Alda are one of the Pacific Northwest's premier Cascadian black-metal bands, and later this week they'll be releasing their long-awaited fourth full-length, A Distant Fire, via Eisenwald. Marking their first album since 2015's Passage, the six-track opus is a striking collection of riveting, folky black-metal with equal parts melody, grit and atmospheric textures.
Drawing from acts like Ulver, Agollach and Wolves in the Throne Room, the record fits snugly into a storied lineage of woodsy, forward-thinking black-metal bands while also providing enough of its own personality to sound fresh and exciting the whole way through. Today (October 5th), we're proud to be premiering A Distant Fire in full below a few days before it hits streaming services.
Additionally, we spoke with vocalist-drummer Michael Korchonnoff about what the band were up to in the six-year gap between their last record, the ecological storyline of A Distant Fire, what their vision was going into the album and more. Read our conversation below while you crank the epic A Distant Fire.
Pre-order the record on CD and cassette via Eisenwald's official shop.
IT'S BEEN SIX YEARS SINCE YOUR LAST ALBUM. WHAT WERE YOU GUYS UP TO DURING THAT GAP? In 2016 we had to leave the land and the house that we had rented together for the previous four years and had some physical distance put between us, and due to this big change we had no stable rehearsal space for over a year. After settling this problem with the help of a friend and following our European tour in 2018, we dedicated ourselves to composing the songs that would become A Distant Fire, and we were fully devoted to that process from the winter of that year through the Winter of 2019. In February of 2020, we tracked the majority of A Distant Fire. The general upheavals of that year and into the next delayed the mixing, mastering and production of the album, and here we stand after this long and strange journey.

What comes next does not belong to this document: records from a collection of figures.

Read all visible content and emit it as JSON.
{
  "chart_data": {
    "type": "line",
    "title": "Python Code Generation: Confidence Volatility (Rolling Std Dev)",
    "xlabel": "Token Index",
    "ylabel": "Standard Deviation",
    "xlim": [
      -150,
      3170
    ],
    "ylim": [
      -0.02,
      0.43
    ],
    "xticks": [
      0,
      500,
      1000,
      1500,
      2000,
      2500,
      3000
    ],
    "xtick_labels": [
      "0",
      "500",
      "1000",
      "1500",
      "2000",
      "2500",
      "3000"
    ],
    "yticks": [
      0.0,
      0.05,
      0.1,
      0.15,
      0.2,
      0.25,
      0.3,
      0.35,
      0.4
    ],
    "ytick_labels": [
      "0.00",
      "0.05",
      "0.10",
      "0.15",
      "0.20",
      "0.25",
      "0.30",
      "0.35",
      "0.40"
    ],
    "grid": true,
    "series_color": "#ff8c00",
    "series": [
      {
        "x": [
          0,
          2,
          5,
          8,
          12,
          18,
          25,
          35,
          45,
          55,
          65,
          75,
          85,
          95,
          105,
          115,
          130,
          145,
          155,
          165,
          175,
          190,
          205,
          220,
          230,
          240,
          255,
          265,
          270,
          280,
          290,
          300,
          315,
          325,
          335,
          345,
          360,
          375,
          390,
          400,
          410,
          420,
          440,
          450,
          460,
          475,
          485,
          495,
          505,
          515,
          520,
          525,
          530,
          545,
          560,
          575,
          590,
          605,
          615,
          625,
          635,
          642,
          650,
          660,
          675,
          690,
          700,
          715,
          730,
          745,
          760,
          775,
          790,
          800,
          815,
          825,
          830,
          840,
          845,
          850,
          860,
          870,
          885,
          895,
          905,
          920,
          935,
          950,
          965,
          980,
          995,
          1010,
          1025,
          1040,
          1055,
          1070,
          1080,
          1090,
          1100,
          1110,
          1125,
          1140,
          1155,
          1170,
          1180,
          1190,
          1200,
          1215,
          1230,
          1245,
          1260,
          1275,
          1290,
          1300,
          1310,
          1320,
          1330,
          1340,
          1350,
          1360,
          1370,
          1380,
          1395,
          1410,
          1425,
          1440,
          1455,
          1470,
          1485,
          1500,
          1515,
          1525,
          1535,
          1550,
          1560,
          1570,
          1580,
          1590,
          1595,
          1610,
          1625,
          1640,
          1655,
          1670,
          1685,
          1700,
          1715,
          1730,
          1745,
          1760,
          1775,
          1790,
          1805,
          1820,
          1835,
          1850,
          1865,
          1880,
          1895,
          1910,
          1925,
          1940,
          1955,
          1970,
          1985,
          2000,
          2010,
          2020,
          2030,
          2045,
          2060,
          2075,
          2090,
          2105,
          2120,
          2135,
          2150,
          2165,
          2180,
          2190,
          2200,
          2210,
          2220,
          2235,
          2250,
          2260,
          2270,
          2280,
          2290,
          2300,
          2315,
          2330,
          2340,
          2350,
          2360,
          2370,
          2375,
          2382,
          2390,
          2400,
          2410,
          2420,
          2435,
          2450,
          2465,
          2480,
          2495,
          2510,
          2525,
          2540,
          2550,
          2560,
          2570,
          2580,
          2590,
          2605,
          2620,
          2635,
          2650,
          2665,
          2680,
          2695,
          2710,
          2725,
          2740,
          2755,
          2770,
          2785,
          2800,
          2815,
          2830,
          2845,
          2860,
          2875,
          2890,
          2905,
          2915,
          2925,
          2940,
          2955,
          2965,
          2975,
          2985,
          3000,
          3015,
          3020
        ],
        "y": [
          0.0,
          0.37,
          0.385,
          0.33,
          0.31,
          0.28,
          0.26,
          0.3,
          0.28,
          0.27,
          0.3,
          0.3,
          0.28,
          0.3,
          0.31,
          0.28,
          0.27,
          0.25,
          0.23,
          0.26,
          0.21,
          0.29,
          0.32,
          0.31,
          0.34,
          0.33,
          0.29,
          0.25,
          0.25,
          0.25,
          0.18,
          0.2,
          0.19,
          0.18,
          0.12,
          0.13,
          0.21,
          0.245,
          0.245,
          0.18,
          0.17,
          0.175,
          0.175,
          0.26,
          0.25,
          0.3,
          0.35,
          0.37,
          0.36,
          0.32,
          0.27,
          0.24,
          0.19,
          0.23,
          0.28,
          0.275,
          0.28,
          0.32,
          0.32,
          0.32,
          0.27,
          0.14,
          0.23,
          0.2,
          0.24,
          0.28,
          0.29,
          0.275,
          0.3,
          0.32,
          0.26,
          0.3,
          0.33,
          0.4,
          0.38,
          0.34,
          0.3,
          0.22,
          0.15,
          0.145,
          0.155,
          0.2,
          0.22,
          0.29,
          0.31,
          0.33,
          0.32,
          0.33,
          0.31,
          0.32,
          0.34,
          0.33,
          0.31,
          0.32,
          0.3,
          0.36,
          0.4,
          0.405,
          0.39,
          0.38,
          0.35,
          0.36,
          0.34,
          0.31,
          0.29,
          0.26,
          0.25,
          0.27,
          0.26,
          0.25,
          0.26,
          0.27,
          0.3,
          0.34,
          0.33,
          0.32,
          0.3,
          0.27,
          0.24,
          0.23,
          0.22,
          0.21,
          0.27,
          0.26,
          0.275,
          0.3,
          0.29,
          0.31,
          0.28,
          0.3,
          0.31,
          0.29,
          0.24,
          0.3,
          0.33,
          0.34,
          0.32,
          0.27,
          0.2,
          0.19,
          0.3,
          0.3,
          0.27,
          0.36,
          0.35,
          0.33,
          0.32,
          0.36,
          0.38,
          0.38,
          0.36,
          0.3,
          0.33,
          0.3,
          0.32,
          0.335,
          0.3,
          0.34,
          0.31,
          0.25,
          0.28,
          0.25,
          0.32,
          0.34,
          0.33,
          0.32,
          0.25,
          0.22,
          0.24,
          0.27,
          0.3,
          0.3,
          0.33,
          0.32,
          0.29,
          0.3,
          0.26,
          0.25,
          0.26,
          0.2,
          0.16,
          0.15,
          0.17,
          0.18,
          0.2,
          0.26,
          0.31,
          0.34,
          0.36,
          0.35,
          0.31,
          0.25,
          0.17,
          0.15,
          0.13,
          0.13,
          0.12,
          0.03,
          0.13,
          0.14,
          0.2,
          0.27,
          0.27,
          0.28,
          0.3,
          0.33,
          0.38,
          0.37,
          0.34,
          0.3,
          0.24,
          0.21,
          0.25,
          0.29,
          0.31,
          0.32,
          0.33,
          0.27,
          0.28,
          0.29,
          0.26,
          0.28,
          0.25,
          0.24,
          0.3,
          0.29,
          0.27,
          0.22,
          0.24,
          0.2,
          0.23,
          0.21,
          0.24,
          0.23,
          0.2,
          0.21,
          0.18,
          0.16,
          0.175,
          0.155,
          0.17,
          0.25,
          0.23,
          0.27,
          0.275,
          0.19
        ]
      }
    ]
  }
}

DID YOU GUYS HAVE ANY SPECIFIC GOALS OR VISIONS GOING INTO THIS ALBUM? EITHER MUSICALLY, LYRICALLY OR OTHERWISE? We initially went into the writing process with a general rejection of any expectations or specific visions, and we decided to be open to whatever came out of the intuitive jam sessions that form the foundations for our songs. What came out of these sessions felt exciting and invigorating, and we felt like some of our early influences were emanating more clearly from the new music we were creating together. We decided to lean further into this experience and try to challenge ourselves, and all of this played a big role in shaping the songs on the album.
WERE THERE ANY PARTICULAR ARTISTS (MUSICAL OR OTHERWISE) WHO INFLUENCED THE DIRECTION YOU TOOK ON HERE? The biggest influences on the music of A Distant Fire are truly some of the same set of bands that inspired and influenced us when we first formed Alda in 2007. The music of Ulver, Darkthrone, Agalloch, Windir, the early albums of Dimmu Borgir, and a good handful of others will forever be inspirational elements of Alda's music. Whether it is apparent or not, the influence of the music created by these projects is present in everything we have made, but it might have come out a little stronger on A Distant Fire.
TELL ME ABOUT THE LYRICAL STORYLINE ON THIS RECORD, IF THERE IS ONE. OTHERWISE, ARE THERE ANY COMMON THEMES AMONG THE SONGS? All of the songs are linked together with a common theme. We did not initially write them with that intention, but they gradually became connected in that way during the writing process. A Distant Fire tells a story of navigating a devastated world in the darkness, with the only light to illuminate our trail coming from a glow on the horizon, the origin of which cannot be known until we reach its source. This distant glow may be the light of a new dawn, or a growing inferno that will destroy us when we find it. We wrote this as a reflection on the ecological collapse we are actually experiencing, and the uncertain future we collectively face as our biosphere steadily withers. The stories written into the songs on the album are told sequentially to describe this journey.
WHAT WAS THE MOST REWARDING PART OF WRITING AND RECORDING THIS RECORD? The rewarding parts of this process were definitely the writing sessions that produced the songs, and the spirited conversations and camaraderie that occurred around these sessions. The energy and intensity in the music really exploded after having had such a long hiatus. It was like a fire had been simmering beneath the earth, and had finally shot through the surface to reveal its presence to our world.